I made some last-minute changes to my itinerary, so instead of travelling to Beijing from Hangzhou, I decided to go from Shanghai – Hangzhou – Huangshan – Train – Beijing – Shanghai in 8 days. Will document more information of these places in time to come.
I was in the company of Friend H and her colleagues in Hangzhou – the Xi Hu is pretty nice, just that it was swarming with tourists (as with most tourist destinations in China).
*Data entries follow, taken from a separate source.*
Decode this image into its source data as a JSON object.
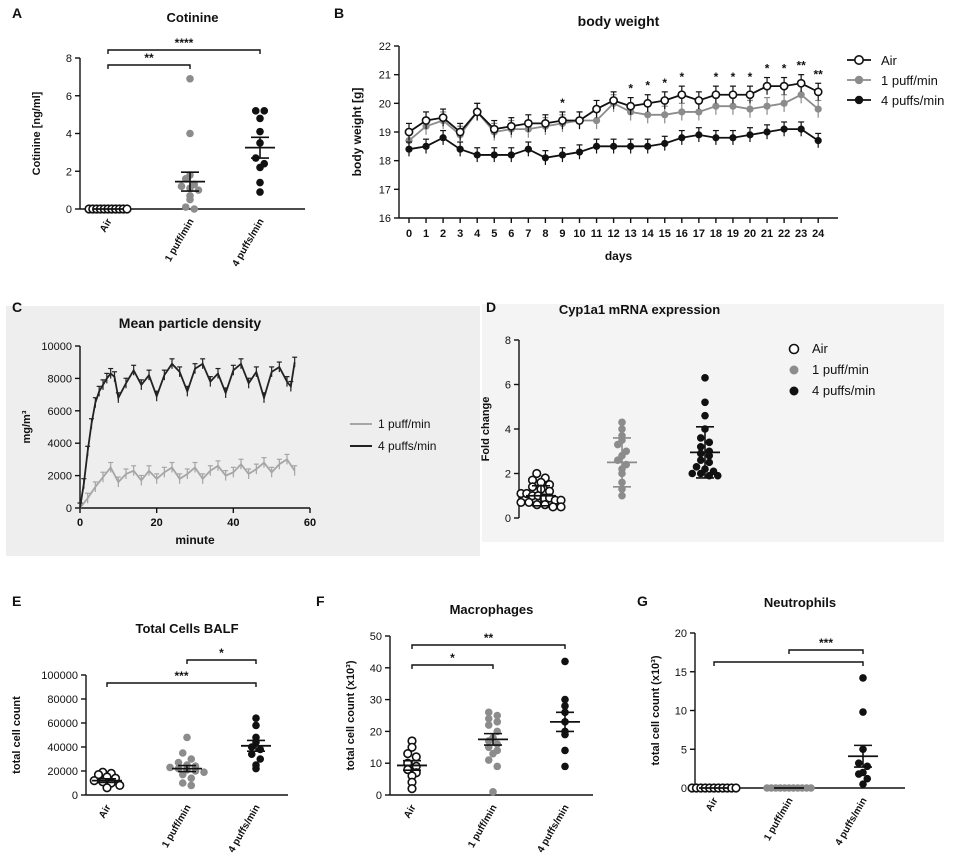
{
  "chart_data": [
    {
      "panel": "A",
      "type": "scatter",
      "title": "Cotinine",
      "ylabel": "Cotinine [ng/ml]",
      "ylim": [
        0,
        8
      ],
      "yticks": [
        0,
        2,
        4,
        6,
        8
      ],
      "categories": [
        "Air",
        "1 puff/min",
        "4 puffs/min"
      ],
      "groups": [
        {
          "name": "Air",
          "values": [
            0,
            0,
            0,
            0,
            0,
            0,
            0,
            0,
            0,
            0,
            0
          ],
          "mean": 0,
          "sem": 0
        },
        {
          "name": "1 puff/min",
          "values": [
            6.9,
            4.0,
            1.8,
            1.6,
            1.3,
            1.2,
            1.1,
            1.0,
            0.7,
            0.5,
            0.1,
            0.0
          ],
          "mean": 1.45,
          "sem": 0.5
        },
        {
          "name": "4 puffs/min",
          "values": [
            5.2,
            5.2,
            4.8,
            4.1,
            3.5,
            2.7,
            2.4,
            2.2,
            1.4,
            0.9
          ],
          "mean": 3.25,
          "sem": 0.55
        }
      ],
      "brackets": [
        {
          "from": "Air",
          "to": "1 puff/min",
          "label": "**"
        },
        {
          "from": "Air",
          "to": "4 puffs/min",
          "label": "****"
        }
      ]
    },
    {
      "panel": "B",
      "type": "line",
      "title": "body weight",
      "xlabel": "days",
      "ylabel": "body weight [g]",
      "ylim": [
        16,
        22
      ],
      "yticks": [
        16,
        17,
        18,
        19,
        20,
        21,
        22
      ],
      "x": [
        0,
        1,
        2,
        3,
        4,
        5,
        6,
        7,
        8,
        9,
        10,
        11,
        12,
        13,
        14,
        15,
        16,
        17,
        18,
        19,
        20,
        21,
        22,
        23,
        24
      ],
      "series": [
        {
          "name": "Air",
          "values": [
            19.0,
            19.4,
            19.5,
            19.0,
            19.7,
            19.1,
            19.2,
            19.3,
            19.3,
            19.4,
            19.4,
            19.8,
            20.1,
            19.9,
            20.0,
            20.1,
            20.3,
            20.1,
            20.3,
            20.3,
            20.3,
            20.6,
            20.6,
            20.7,
            20.4
          ],
          "err": 0.3
        },
        {
          "name": "1 puff/min",
          "values": [
            18.7,
            19.2,
            19.4,
            18.9,
            19.7,
            19.0,
            19.1,
            19.1,
            19.2,
            19.3,
            19.4,
            19.4,
            20.0,
            19.7,
            19.6,
            19.6,
            19.7,
            19.7,
            19.9,
            19.9,
            19.8,
            19.9,
            20.0,
            20.3,
            19.8
          ],
          "err": 0.3
        },
        {
          "name": "4 puffs/min",
          "values": [
            18.4,
            18.5,
            18.8,
            18.4,
            18.2,
            18.2,
            18.2,
            18.4,
            18.1,
            18.2,
            18.3,
            18.5,
            18.5,
            18.5,
            18.5,
            18.6,
            18.8,
            18.9,
            18.8,
            18.8,
            18.9,
            19.0,
            19.1,
            19.1,
            18.7
          ],
          "err": 0.25
        }
      ],
      "annotations": [
        {
          "x": 9,
          "label": "*"
        },
        {
          "x": 13,
          "label": "*"
        },
        {
          "x": 14,
          "label": "*"
        },
        {
          "x": 15,
          "label": "*"
        },
        {
          "x": 16,
          "label": "*"
        },
        {
          "x": 18,
          "label": "*"
        },
        {
          "x": 19,
          "label": "*"
        },
        {
          "x": 20,
          "label": "*"
        },
        {
          "x": 21,
          "label": "*"
        },
        {
          "x": 22,
          "label": "*"
        },
        {
          "x": 23,
          "label": "**"
        },
        {
          "x": 24,
          "label": "**"
        }
      ]
    },
    {
      "panel": "C",
      "type": "line",
      "title": "Mean particle density",
      "xlabel": "minute",
      "ylabel": "mg/m³",
      "xlim": [
        0,
        60
      ],
      "ylim": [
        0,
        10000
      ],
      "xticks": [
        0,
        20,
        40,
        60
      ],
      "yticks": [
        0,
        2000,
        4000,
        6000,
        8000,
        10000
      ],
      "series": [
        {
          "name": "1 puff/min",
          "x": [
            0,
            2,
            4,
            6,
            8,
            10,
            12,
            14,
            16,
            18,
            20,
            22,
            24,
            26,
            28,
            30,
            32,
            34,
            36,
            38,
            40,
            42,
            44,
            46,
            48,
            50,
            52,
            54,
            56
          ],
          "values": [
            0,
            600,
            1300,
            1900,
            2500,
            1600,
            2100,
            2300,
            1700,
            2300,
            1800,
            2200,
            2500,
            1800,
            2100,
            2500,
            1800,
            2300,
            2600,
            2000,
            2200,
            2700,
            2100,
            2400,
            2800,
            2200,
            2700,
            3000,
            2300
          ]
        },
        {
          "name": "4 puffs/min",
          "x": [
            0,
            1,
            2,
            3,
            4,
            5,
            6,
            7,
            8,
            9,
            10,
            12,
            14,
            16,
            18,
            20,
            22,
            24,
            26,
            28,
            30,
            32,
            34,
            36,
            38,
            40,
            42,
            44,
            46,
            48,
            50,
            52,
            54,
            55,
            56
          ],
          "values": [
            0,
            1500,
            3500,
            5200,
            6500,
            7200,
            7600,
            8000,
            8300,
            8100,
            6800,
            7700,
            8500,
            7600,
            8200,
            6900,
            8200,
            8900,
            8400,
            7200,
            8600,
            8900,
            7800,
            8300,
            7100,
            8500,
            8900,
            7700,
            8400,
            6800,
            8400,
            8700,
            7800,
            7500,
            9000
          ]
        }
      ]
    },
    {
      "panel": "D",
      "type": "scatter",
      "title": "Cyp1a1 mRNA expression",
      "ylabel": "Fold change",
      "ylim": [
        0,
        8
      ],
      "yticks": [
        0,
        2,
        4,
        6,
        8
      ],
      "groups": [
        {
          "name": "Air",
          "values": [
            2.0,
            1.8,
            1.7,
            1.6,
            1.5,
            1.4,
            1.3,
            1.2,
            1.1,
            1.1,
            1.0,
            1.0,
            0.9,
            0.9,
            0.8,
            0.8,
            0.7,
            0.7,
            0.6,
            0.6,
            0.5,
            0.5
          ],
          "mean": 1.0,
          "sd": 0.45
        },
        {
          "name": "1 puff/min",
          "values": [
            4.3,
            4.0,
            3.7,
            3.5,
            3.3,
            3.0,
            2.8,
            2.6,
            2.4,
            2.2,
            2.0,
            1.6,
            1.3,
            1.0
          ],
          "mean": 2.5,
          "sd": 1.1
        },
        {
          "name": "4 puffs/min",
          "values": [
            6.3,
            5.2,
            4.6,
            4.0,
            3.6,
            3.4,
            3.2,
            3.0,
            2.9,
            2.8,
            2.6,
            2.5,
            2.3,
            2.2,
            2.1,
            2.0,
            2.0,
            1.9,
            1.9
          ],
          "mean": 2.95,
          "sd": 1.15
        }
      ]
    },
    {
      "panel": "E",
      "type": "scatter",
      "title": "Total Cells BALF",
      "ylabel": "total cell count",
      "ylim": [
        0,
        100000
      ],
      "yticks": [
        0,
        20000,
        40000,
        60000,
        80000,
        100000
      ],
      "categories": [
        "Air",
        "1 puff/min",
        "4 puffs/min"
      ],
      "groups": [
        {
          "name": "Air",
          "values": [
            19000,
            18000,
            17000,
            15000,
            14000,
            12000,
            11000,
            10000,
            8000,
            6000
          ],
          "mean": 12000,
          "sem": 1500
        },
        {
          "name": "1 puff/min",
          "values": [
            48000,
            35000,
            30000,
            27000,
            25000,
            24000,
            23000,
            22000,
            21000,
            20000,
            19000,
            17000,
            14000,
            10000,
            8000
          ],
          "mean": 22000,
          "sem": 2500
        },
        {
          "name": "4 puffs/min",
          "values": [
            64000,
            58000,
            48000,
            44000,
            40000,
            38000,
            34000,
            30000,
            25000,
            22000
          ],
          "mean": 41000,
          "sem": 4500
        }
      ],
      "brackets": [
        {
          "from": "1 puff/min",
          "to": "4 puffs/min",
          "label": "*"
        },
        {
          "from": "Air",
          "to": "4 puffs/min",
          "label": "***"
        }
      ]
    },
    {
      "panel": "F",
      "type": "scatter",
      "title": "Macrophages",
      "ylabel": "total cell count (x10³)",
      "ylim": [
        0,
        50
      ],
      "yticks": [
        0,
        10,
        20,
        30,
        40,
        50
      ],
      "categories": [
        "Air",
        "1 puff/min",
        "4 puffs/min"
      ],
      "groups": [
        {
          "name": "Air",
          "values": [
            17,
            15,
            13,
            12,
            10,
            9,
            8,
            7,
            6,
            4,
            2
          ],
          "mean": 9.3,
          "sem": 1.5
        },
        {
          "name": "1 puff/min",
          "values": [
            26,
            25,
            24,
            23,
            22,
            20,
            18,
            17,
            16,
            15,
            14,
            13,
            11,
            9,
            1
          ],
          "mean": 17.5,
          "sem": 1.8
        },
        {
          "name": "4 puffs/min",
          "values": [
            42,
            30,
            28,
            26,
            23,
            20,
            19,
            14,
            9
          ],
          "mean": 23,
          "sem": 3.0
        }
      ],
      "brackets": [
        {
          "from": "Air",
          "to": "1 puff/min",
          "label": "*"
        },
        {
          "from": "Air",
          "to": "4 puffs/min",
          "label": "**"
        }
      ]
    },
    {
      "panel": "G",
      "type": "scatter",
      "title": "Neutrophils",
      "ylabel": "total cell count (x10³)",
      "ylim": [
        0,
        20
      ],
      "yticks": [
        0,
        5,
        10,
        15,
        20
      ],
      "categories": [
        "Air",
        "1 puff/min",
        "4 puffs/min"
      ],
      "groups": [
        {
          "name": "Air",
          "values": [
            0,
            0,
            0,
            0,
            0,
            0,
            0,
            0,
            0,
            0,
            0
          ],
          "mean": 0,
          "sem": 0
        },
        {
          "name": "1 puff/min",
          "values": [
            0,
            0,
            0,
            0,
            0,
            0,
            0,
            0,
            0,
            0,
            0
          ],
          "mean": 0,
          "sem": 0
        },
        {
          "name": "4 puffs/min",
          "values": [
            14.2,
            9.8,
            5.0,
            3.2,
            2.8,
            2.0,
            1.8,
            1.2,
            0.5
          ],
          "mean": 4.1,
          "sem": 1.4
        }
      ],
      "brackets": [
        {
          "from": "1 puff/min",
          "to": "4 puffs/min",
          "label": "***"
        },
        {
          "from": "Air",
          "to": "4 puffs/min",
          "label": ""
        }
      ]
    }
  ],
  "colors": {
    "air": "#111111",
    "one_puff": "#8c8c8c",
    "four_puffs": "#111111",
    "panel_bg_c": "#eeeeee",
    "panel_bg_d": "#f4f4f4"
  },
  "legend_B": [
    "Air",
    "1 puff/min",
    "4 puffs/min"
  ],
  "legend_C": [
    "1 puff/min",
    "4 puffs/min"
  ],
  "legend_D": [
    "Air",
    "1 puff/min",
    "4 puffs/min"
  ]
}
Huangshan was epic – I followed a local Chinese tour because 1) I didn’t want to make the trip up the mountain alone – heard that it was easy to get lost, and 2) the Chinese tour package the hotel offered was very affordable, 460 yuan (SGD92) for a 2 night stay including admission tickets. The admission ticket was already 230 yuan (SGD46) so I concluded that it was a good deal. Well, it was nice to climb the mountain with some company, which I did – four guys in their 20s/30s from Wu Han were there on a work trip) and an uncle from Hei Long Jiang. They were pretty nice and in a sense indirectly saved me from getting lost. But the accommodation was nothing short but terrible, but that’s for a separate story.
The reason why I included “Train” in the itinerary is because a train ride took up approximately one day of my time in China (19 hours). And that itself, it’s an experience on its own. During the 19 hour train ride, I spent 6 hours in the lowest class (硬座）as the rest of the tickets were sold out. Later, I had the opportunity to upgrade to the first class berth (软卧）which I paid SGD50 extra, and it was lovely. In between which, I met interesting people with a different story to tell and that is again for a separate blogpost.
When I reached Beijing, I wasn’t in the best of health – stomach cramps. But there was no time to lose and I had to see the must-haves of this China trip – the Great Wall, Forbidden City and the Summer Palace. And my conclusion? These monuments are majestic. The Great Wall especially. It’s a sight to behold, though the truth is, there’s probably more people than wall at the beginning of Ba Da Ling (one of the tourist entrances to the Great Wall), and you’ve got to walk really far beyond to finally shake off the crowd and tour groups blasting their microphones.
Shanghai took me by surprise – Unfortunately, the lasting memory I have of the city will be the time I had food poisoning after eating instant noodles. I arrived at my hotel at 9.30pm, went to take some night shots of The Bund and headed back to the hotel. For dinner, I decided to have some instant noodles. The security guard pointed me to the hot water dispenser at the lobby, which I happily used to cook my noodles. Not sure if the water was the cause, but I woke up at 5am later that morning with a sharp pain in my stomach and rushed to use the toilet. In total, I had to use the toilet 8 times and puked twice, each time vomiting out the water and medicine I had consumed to stop the pain. And the story of my survival, is once again for another day.
In essence, I want to point out that this trip to China, despite being very heavy on the wallet, tiring on the body and taxing on the spirit, is nothing short but awesome. Looking back, I never thought I would enjoy China that much. Though travelling in China can be quite a breeze compared to India because I know the language, getting the best out of China can be an uphill battle too.
I must say, that while India has made me moved, sad, frustrated, angry and exasperated at times, China made me laugh.
And like what Friend H aptly points out, good people are everywhere, undivided by nationalities or borders. In every country, city, village or Hu Tong 胡同, along with that mean, obnoxious person who shoves you to one side without uttering a warning or an apology, a person with a heart of gold sits in the shadows waiting to be discovered.